Essentials plugins are plugins for the Essentials setup application. Essentials plugins typically add a feature or a tool to the setup application, with the ultimate goal to ease the process of building and maintaining new Hippo projects.
Who creates them?
A basic set of Essentials plugins has been created by Hippo. The intent is that Hippo will continue creating Essentials plugins to keep Essentials attractive to Hippo developers, and as a means to establish Hippo developer best practices.

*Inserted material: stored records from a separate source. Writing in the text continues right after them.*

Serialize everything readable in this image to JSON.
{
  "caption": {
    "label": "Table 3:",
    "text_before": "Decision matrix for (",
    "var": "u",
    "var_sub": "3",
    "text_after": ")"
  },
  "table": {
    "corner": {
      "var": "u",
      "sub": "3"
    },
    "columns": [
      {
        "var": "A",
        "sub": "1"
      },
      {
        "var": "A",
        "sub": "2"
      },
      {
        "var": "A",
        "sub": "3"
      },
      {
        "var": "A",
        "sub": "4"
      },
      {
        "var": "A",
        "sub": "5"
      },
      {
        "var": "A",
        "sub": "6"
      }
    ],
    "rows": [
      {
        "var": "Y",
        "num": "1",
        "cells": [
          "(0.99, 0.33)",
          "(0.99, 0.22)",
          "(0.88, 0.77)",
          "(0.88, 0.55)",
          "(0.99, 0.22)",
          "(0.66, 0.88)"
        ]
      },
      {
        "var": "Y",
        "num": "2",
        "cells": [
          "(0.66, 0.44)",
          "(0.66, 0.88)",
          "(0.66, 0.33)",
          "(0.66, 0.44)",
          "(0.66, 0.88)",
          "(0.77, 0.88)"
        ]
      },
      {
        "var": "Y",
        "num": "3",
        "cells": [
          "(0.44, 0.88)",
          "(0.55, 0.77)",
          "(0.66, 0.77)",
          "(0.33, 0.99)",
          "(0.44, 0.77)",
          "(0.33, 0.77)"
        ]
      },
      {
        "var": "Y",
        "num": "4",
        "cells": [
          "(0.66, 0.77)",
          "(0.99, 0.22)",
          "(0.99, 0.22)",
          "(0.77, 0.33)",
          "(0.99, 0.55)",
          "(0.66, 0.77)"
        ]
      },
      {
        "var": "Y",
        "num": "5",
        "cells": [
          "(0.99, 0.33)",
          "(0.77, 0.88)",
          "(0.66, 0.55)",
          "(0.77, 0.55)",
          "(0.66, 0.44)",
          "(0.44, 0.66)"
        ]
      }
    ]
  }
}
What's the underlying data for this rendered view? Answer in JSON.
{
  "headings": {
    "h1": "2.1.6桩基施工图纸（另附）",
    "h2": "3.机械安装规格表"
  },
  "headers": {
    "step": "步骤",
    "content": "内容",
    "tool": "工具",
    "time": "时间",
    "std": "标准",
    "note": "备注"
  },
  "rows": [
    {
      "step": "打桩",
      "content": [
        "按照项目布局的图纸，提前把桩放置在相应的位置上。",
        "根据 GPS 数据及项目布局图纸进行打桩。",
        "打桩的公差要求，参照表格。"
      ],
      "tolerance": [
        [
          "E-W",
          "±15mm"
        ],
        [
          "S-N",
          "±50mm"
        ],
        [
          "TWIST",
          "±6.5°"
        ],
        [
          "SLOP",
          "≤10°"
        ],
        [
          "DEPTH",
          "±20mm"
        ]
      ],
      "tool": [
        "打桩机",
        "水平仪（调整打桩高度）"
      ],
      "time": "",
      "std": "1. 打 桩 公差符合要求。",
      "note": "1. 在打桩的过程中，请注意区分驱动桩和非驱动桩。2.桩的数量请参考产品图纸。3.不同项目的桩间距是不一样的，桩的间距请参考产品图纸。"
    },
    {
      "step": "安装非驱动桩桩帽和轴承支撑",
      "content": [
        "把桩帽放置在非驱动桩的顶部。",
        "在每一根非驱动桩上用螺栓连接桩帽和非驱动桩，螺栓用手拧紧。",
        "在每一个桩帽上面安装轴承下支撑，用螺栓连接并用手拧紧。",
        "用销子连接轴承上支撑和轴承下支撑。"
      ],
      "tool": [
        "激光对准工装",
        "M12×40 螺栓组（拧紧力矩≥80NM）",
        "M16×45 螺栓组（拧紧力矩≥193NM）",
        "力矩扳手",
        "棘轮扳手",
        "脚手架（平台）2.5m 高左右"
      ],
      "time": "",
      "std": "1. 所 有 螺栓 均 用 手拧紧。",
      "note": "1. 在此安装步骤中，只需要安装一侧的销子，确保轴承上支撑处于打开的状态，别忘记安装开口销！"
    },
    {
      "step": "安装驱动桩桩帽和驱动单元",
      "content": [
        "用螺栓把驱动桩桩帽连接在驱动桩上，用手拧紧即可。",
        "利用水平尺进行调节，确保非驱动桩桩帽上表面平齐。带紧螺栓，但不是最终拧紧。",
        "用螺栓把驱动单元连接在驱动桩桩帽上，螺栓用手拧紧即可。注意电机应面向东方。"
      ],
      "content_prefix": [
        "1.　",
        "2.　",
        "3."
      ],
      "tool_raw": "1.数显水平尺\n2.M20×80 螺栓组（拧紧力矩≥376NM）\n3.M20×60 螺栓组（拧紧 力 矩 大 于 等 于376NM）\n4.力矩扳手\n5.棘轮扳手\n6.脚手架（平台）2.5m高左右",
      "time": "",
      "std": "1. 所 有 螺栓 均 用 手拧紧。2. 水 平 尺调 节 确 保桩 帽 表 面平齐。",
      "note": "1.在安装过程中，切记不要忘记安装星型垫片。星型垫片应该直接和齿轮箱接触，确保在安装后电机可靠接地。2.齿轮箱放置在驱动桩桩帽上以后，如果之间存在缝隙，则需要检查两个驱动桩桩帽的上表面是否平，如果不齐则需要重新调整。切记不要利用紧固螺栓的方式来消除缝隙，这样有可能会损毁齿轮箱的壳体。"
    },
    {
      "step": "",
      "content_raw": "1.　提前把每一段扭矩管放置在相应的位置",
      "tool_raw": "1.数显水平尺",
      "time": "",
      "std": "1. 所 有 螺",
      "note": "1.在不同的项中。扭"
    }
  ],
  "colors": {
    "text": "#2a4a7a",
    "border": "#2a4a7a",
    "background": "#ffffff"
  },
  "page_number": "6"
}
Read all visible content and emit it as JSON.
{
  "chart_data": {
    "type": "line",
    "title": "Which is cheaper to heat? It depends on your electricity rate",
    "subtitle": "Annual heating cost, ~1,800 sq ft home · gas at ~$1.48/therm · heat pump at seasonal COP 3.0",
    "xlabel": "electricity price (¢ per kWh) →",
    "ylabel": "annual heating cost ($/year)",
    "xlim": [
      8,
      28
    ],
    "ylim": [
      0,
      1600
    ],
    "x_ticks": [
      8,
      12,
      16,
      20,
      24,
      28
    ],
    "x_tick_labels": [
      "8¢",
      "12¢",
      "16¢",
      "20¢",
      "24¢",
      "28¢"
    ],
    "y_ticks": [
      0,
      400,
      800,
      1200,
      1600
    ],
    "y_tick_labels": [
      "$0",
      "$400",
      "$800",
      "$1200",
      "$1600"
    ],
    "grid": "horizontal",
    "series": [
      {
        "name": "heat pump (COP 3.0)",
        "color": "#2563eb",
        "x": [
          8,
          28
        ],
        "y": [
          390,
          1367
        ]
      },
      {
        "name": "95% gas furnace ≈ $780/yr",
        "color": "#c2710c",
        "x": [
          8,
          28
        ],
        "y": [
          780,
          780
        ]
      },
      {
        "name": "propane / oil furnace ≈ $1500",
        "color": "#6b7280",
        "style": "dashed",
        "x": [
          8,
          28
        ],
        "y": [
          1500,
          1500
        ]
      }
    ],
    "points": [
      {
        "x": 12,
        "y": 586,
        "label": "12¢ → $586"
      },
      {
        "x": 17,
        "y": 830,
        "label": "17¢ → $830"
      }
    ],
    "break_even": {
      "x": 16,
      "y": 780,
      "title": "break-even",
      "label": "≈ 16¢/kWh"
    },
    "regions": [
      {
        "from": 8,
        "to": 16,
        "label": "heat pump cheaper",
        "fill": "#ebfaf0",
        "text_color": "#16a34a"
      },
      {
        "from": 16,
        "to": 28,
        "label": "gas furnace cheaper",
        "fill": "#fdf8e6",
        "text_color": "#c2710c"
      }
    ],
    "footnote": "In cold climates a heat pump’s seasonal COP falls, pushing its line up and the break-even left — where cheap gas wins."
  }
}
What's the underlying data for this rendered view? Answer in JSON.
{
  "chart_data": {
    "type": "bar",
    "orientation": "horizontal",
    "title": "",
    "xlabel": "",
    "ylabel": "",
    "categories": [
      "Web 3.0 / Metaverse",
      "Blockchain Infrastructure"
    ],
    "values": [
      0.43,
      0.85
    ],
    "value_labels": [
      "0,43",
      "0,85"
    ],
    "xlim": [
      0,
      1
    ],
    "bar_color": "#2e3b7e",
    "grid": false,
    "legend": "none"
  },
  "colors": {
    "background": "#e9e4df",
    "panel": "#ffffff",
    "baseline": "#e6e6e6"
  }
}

Besides that, Hippo is busy building an Essentials Plugin SDK, allowing 3rd parties to develop and contribute their own Essentials plugins. The concepts and processes relevant to developing Essentials plugins are documented here.
Building Blocks
An Essentials plugin consists of a number of building blocks. You can find a graphical representation of the Essentials setup application, including Essentials plugins, here. When you zoom in on an individual Essentials plugin, it would look approximately like this:
The Plugin Descriptor
Plugin Descriptors introduce the plugin to the setup dashboard. They contain sufficient information for the dashboard to retrieve and install the plugin JAR. Plugin descriptors need to be accessible outside the plugin JAR.
The Plugin Front-End
The Plugin contributes a "panel" to the dashboard UI in the form of an HTML fragment and an associated Angular.js controller. Once the plugin is installed in the dashboard, the dashboard can show the plugin UI to the dashboard user. If the plugin comes with a REST Resource on the back-end, the Angular controller may communicate with it.
The Plugin Back-End
At the back-end, a REST Resource can be mounted dynamically as a REST end-point of the setup web application. The resource handles REST calls from the front-end.
For changing the Hippo project sources and/or repository, the Essentials Plugin SDK provides support for installation instructions. If the plugin sports a packageFile, its instructions are executed during plugin installation to change the Hippo project.
Also, the back-end can provide feedback to the UI/dashboard user.
The Plugin JAR
Packaged together, the front-end and back-end make up the plugin JAR. It is typically deployed to a Maven repository to which your local Maven installation has access. For the front-end to be available in the dashboard, the corresponding resources need to be packaged as a Servlet 3.0 web fragment.